Da Conferência de Ciência, Tecnologia e Inovação ao Plano Estratégico: e agora?

O Brasil precisa de uma estratégia clara para transformar propostas em ações que promovam desenvolvimento justo e sustentável.

Abertura da 5ª Conferência Nacional de Ciência, Tecnologia e Inovação, em Brasília | Foto: Marcelo Camargo/Agência Brasil

Quase dois mil participantes. Trezentas reuniões preparatórias em todo o país. Mais de duzentos expositores. Quatorze anos após a última. Fazia-se necessário. Superar o negacionismo e fazer com que o país retome seu desenvolvimento fortemente alicerçado em Ciência, Tecnologia e Inovação, um compromisso, um norte para as transformações necessárias, caminho seguro para a melhoria da qualidade de vida e busca de dignidade de nossa população.

A V Conferência cumpriu suas metas.
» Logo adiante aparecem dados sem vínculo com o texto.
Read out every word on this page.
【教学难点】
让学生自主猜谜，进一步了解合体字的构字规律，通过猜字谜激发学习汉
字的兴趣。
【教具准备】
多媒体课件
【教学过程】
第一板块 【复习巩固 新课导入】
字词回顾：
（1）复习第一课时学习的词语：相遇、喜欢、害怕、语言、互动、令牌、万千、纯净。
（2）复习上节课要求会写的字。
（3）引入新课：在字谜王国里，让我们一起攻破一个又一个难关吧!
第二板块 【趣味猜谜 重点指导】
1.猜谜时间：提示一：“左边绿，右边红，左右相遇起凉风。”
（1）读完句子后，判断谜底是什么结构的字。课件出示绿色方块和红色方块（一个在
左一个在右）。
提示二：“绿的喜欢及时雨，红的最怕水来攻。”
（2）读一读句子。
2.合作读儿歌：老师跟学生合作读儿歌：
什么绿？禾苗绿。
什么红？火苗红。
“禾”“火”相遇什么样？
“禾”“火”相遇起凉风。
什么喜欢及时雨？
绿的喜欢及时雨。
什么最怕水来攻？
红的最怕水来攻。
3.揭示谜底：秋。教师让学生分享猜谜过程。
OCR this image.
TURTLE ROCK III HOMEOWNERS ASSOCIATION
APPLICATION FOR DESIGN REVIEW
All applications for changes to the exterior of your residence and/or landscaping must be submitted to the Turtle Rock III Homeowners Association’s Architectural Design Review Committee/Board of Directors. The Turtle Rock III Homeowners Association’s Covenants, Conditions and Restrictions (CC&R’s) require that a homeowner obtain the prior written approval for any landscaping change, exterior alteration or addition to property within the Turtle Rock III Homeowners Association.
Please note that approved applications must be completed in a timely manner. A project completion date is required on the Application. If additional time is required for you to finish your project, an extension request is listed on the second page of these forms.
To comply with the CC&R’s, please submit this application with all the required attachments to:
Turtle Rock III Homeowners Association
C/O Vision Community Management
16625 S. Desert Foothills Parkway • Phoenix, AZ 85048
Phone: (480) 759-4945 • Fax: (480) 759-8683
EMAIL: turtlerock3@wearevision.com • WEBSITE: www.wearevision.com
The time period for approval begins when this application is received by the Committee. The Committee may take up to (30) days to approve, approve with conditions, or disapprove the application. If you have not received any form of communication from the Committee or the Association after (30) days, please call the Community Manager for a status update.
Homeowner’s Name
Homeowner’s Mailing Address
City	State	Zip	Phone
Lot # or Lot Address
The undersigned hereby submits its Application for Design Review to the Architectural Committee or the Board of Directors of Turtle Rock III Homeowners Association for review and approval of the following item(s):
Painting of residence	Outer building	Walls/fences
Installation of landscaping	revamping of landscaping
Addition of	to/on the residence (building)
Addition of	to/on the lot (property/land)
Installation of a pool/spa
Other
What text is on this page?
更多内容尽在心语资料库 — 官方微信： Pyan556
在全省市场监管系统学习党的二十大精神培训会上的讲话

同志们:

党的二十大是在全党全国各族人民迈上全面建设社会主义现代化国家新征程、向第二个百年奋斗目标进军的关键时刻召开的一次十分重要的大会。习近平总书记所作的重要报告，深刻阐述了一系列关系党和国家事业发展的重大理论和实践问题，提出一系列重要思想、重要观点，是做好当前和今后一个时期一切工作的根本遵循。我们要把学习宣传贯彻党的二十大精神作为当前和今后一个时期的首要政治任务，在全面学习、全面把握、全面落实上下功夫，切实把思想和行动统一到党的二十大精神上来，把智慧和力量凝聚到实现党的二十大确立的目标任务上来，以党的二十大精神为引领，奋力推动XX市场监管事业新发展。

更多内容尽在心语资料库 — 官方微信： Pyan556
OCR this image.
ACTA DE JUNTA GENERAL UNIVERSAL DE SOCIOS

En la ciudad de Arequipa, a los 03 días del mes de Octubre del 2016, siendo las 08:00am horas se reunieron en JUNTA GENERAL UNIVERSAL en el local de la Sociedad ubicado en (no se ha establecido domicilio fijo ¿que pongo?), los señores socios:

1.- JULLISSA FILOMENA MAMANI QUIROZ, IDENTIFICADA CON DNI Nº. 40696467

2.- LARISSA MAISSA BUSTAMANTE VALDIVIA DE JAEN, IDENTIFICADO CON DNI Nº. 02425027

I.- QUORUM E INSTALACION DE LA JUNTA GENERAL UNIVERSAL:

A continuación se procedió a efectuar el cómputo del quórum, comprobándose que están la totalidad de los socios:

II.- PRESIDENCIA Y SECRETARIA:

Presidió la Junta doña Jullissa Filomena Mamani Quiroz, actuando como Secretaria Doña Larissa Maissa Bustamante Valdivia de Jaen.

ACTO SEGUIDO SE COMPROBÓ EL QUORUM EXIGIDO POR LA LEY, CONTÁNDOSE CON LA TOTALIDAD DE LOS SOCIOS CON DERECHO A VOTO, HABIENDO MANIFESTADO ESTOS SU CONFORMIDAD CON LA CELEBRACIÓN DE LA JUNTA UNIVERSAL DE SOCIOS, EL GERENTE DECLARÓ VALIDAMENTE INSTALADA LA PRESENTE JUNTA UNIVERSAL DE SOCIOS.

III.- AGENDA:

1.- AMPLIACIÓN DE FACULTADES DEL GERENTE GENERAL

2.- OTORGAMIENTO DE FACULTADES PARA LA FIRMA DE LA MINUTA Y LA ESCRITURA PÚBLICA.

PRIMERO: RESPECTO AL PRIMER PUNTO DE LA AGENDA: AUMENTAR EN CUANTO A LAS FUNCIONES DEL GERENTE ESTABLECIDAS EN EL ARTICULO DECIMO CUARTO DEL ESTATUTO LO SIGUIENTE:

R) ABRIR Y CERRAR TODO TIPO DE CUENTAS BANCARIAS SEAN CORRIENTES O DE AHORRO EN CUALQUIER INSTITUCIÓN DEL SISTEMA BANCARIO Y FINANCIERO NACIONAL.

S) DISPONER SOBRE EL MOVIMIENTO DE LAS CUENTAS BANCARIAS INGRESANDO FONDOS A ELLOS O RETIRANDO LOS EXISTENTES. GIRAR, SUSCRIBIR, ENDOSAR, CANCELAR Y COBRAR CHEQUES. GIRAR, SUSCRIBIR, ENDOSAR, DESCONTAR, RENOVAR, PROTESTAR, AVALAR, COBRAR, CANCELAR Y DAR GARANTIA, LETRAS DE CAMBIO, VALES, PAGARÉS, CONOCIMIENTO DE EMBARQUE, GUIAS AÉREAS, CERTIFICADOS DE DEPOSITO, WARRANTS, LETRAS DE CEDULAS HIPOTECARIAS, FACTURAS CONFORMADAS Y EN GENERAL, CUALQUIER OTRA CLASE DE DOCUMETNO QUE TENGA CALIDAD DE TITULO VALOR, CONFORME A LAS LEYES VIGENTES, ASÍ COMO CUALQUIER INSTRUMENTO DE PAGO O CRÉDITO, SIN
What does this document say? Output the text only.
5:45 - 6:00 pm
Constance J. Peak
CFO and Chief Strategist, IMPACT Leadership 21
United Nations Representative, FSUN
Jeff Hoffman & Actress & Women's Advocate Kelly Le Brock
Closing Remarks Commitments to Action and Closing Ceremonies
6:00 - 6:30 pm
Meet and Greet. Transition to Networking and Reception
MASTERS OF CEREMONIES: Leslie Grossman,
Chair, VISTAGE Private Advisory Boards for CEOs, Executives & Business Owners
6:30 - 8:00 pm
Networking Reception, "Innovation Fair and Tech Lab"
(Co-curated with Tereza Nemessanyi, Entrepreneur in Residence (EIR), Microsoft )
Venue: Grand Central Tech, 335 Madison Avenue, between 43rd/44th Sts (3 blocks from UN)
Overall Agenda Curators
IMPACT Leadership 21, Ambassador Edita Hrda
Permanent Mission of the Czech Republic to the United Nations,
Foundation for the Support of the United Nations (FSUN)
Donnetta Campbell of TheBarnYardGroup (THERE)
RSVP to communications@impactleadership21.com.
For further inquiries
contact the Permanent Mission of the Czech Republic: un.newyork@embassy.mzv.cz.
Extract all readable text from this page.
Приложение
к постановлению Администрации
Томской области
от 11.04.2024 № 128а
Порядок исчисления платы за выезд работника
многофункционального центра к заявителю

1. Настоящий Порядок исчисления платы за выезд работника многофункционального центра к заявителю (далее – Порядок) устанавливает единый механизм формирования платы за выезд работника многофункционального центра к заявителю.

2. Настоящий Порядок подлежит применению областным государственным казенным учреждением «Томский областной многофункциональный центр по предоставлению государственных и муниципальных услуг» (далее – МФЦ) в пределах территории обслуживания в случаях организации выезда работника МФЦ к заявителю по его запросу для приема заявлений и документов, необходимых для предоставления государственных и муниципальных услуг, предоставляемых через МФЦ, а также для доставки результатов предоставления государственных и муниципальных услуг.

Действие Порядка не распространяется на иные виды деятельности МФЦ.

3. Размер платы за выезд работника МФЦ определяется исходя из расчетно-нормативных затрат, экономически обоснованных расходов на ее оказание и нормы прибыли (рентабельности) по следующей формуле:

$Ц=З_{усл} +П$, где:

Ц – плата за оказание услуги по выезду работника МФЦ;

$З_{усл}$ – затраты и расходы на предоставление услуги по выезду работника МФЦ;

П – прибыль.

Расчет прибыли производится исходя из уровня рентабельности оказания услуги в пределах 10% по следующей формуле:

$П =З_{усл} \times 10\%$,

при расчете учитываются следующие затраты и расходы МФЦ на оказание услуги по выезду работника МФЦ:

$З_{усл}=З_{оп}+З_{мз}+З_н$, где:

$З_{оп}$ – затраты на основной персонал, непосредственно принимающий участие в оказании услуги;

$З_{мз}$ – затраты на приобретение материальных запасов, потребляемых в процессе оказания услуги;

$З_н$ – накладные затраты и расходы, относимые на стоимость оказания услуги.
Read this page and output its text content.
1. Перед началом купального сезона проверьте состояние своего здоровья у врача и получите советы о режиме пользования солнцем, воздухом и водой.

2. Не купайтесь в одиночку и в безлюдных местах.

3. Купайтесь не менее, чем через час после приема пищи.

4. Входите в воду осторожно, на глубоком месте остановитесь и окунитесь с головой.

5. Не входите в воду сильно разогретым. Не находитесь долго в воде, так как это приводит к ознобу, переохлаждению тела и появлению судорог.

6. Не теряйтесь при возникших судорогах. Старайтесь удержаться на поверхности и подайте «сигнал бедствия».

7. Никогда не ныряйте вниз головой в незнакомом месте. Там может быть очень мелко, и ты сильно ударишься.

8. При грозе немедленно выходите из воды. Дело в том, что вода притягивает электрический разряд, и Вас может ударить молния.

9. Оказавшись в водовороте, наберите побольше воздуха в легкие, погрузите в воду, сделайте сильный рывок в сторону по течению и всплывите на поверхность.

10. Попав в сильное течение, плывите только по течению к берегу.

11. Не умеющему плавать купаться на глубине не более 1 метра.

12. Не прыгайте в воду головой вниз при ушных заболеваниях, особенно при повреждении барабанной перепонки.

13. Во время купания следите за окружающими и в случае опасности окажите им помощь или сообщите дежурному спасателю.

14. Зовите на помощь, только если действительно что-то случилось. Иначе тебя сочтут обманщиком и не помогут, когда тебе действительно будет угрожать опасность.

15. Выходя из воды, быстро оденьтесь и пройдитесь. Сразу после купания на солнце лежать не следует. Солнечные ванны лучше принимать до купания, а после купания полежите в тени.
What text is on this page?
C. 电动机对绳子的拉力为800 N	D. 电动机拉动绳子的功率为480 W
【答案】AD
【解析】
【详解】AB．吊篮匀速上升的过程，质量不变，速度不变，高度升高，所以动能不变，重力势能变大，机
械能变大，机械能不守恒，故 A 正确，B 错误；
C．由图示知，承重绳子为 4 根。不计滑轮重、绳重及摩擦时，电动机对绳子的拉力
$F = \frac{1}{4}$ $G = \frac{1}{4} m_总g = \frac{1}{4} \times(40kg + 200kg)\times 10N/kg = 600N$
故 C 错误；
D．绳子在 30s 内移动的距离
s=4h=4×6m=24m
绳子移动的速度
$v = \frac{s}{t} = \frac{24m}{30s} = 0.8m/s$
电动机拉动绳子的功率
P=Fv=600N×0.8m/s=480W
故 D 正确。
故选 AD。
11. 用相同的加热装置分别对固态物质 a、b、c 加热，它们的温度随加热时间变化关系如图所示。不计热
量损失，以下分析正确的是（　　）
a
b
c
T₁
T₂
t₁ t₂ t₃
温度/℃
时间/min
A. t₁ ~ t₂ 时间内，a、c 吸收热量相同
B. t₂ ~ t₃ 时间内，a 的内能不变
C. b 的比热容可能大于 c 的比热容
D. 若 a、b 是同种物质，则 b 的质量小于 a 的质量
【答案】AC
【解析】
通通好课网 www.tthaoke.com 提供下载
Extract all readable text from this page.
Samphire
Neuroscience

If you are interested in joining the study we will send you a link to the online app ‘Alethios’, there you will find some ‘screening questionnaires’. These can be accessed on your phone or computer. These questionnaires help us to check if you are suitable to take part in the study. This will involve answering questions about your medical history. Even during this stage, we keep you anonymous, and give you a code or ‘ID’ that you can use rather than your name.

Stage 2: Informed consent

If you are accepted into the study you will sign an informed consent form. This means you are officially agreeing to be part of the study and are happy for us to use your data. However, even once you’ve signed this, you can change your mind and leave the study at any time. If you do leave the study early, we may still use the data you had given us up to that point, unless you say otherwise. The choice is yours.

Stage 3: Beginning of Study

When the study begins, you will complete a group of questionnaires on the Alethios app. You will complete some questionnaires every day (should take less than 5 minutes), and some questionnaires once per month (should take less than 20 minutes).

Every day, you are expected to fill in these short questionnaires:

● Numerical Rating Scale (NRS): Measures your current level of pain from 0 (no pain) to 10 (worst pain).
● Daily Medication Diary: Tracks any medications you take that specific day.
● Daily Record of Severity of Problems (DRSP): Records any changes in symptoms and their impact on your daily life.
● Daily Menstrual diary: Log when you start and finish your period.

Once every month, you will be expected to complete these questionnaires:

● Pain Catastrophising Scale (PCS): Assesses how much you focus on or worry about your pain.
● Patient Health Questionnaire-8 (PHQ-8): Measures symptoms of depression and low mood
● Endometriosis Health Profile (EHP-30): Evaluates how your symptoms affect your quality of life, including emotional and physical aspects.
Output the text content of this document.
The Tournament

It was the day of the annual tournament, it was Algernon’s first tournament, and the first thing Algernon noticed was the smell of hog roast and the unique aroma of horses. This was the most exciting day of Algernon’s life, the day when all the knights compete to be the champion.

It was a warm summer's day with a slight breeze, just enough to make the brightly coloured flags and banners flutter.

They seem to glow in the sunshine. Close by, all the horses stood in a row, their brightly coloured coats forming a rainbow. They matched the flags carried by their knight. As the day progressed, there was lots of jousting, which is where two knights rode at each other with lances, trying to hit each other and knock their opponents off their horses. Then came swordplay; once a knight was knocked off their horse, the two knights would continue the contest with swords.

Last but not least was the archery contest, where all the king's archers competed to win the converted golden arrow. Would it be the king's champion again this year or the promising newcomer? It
Quatro eixos temáticos que se acreditam estruturantes: recuperação e consolidação do sistema nacional de ciência e tecnologia, a busca da nova industrialização em bases contemporâneas e competitivas, o estratégico nas ações do Estado e suas parcerias, o desenvolvimento sócio ambiental. Propostas objetivas e busca de caminhos que as viabilizem, inclusive financeiramente, o foco dos três dias de trabalho. O objetivo proposto é mirar num Brasil justo, sustentável e desenvolvido.

O que se pretende é definir uma estratégia nacional para esta área transversal estruturante e, como tal, definir prioridades e metas a serem atingidas nos próximos dez anos. Mas, com a miríade de proposições, como priorizar, como centrar em pontos efetivos de transformação, como viabilizar os recursos necessários para tão complexo movimento? É o que se tem que responder em curto espaço de tempo.

Nos próprios objetivos, como foi muito bem ressaltado, há temas controversos que devem ser mais bem explicitados. Nem sempre é claro o que se entende por desenvolvimento, o que se entende por sustentável e, principalmente, para quem é desenvolvimento sustentável.

Ao falar em desenvolvimento com justiça social e ambiental tem que ser enfrentado o problema do jogo de interesses e de apropriações usual dos diferentes segmentos do capital, o qual nem sempre pode ser definido como justo e ambientalmente sustentável. Ainda, os próprios conflitos de interesses discordantes são visíveis. Os interesses díspares existentes entre segmentos produtivos, agrícola e industrial, por exemplo, os do capital rentista, entre outros, ficam patentes. Eles se organizam e defendem objetivos específicos, muitas vezes se contrapondo com o projeto nacional de maior inserção, maior redistribuição de renda, definido para o país.

A luta explícita por priorização na apropriação dos incentivos estatais ficou clara. Os subsídios, a apropriação privada, a opção por um país primário exportador como ênfase, tem um ônus social que deve ser analisado, mas foi defendida em mesas.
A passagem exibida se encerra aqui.